O yüzden 31 Aralık'ı 1 Ocak'a bağlayan gece global bir ayin olarak yaşanıyor.
***
Ama insan yine de sormaz mı hiç...
İçinde geleneğin derinliklerine ve tek tek hepimizin kalbine dair en ufak bir iz taşımayan bir takvim için hop oturup hop kalkmak niye?
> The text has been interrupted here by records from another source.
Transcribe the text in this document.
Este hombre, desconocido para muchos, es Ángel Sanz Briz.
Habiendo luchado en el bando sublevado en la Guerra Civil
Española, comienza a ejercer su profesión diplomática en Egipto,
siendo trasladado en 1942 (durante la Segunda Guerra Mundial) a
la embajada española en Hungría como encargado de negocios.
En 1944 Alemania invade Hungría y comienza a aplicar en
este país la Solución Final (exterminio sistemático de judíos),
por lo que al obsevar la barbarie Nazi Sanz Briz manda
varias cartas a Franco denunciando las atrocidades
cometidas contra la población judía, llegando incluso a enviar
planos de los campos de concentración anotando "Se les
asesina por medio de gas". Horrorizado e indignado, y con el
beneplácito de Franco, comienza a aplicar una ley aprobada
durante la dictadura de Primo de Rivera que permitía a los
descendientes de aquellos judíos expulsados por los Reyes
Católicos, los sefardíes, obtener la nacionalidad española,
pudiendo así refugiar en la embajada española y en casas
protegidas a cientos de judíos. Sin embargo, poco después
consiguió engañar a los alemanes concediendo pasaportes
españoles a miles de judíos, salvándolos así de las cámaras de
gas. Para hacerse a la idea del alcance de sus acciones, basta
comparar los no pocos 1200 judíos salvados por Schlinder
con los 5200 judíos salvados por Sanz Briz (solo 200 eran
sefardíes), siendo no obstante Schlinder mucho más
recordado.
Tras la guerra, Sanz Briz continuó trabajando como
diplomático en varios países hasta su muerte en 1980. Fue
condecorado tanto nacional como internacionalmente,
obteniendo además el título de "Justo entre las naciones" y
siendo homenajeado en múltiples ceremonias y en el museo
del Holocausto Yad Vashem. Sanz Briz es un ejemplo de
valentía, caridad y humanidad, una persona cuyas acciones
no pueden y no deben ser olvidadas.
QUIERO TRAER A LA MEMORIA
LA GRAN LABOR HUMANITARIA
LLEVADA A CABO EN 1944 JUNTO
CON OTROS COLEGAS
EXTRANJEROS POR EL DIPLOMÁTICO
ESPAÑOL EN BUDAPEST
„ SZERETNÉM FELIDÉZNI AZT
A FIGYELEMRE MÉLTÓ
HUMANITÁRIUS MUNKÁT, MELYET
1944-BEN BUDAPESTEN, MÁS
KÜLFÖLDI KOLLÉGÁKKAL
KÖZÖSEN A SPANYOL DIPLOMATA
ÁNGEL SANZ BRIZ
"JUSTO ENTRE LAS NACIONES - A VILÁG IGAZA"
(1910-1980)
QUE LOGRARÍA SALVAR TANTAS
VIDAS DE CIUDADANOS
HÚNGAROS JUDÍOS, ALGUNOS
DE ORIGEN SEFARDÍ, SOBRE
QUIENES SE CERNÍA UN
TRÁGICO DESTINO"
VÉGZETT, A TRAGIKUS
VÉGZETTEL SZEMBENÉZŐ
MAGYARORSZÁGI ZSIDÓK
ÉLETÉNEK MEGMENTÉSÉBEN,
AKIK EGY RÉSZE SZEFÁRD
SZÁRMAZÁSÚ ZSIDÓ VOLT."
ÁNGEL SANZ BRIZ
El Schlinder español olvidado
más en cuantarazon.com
İş güç düzenimizi ona feda ettiğimiz yetmiyor mu? Daha fazla anlam yüklemeye ne gerek var?
Neden bütün bunlar?
Söyleyeyim...
Değişmek istiyoruz çünkü.
Silkinmek, toparlanmak, yenilenmek istiyoruz.
Başlangıçlara ihtiyacımız var.
***
Püf noktası şurada...
Facebook'lara, İnstagram'lara, Twitter'lara koyduğumuz "
şiddetli mutluluk" fotoğraflarımıza rağmen işler yolunda gitmiyor.
Endişe bitmiyor.
Uyanıkken ayakta durabilsek bile rüyalarda uçurumdan düşmeye devam ediyoruz.
Hep
sürükleniyormuş gibiyiz...
Çoğu zaman "
bana ne oldu da, ben bilemiyorum" halindeyiz.
O halde bazı şeyleri değiştirmek gerek.
Fakat nasıl? "
Yol"u kaybetmişsek, mecburiyetlerimizin boyu irademizi aşmışsa, tembelliğimizi "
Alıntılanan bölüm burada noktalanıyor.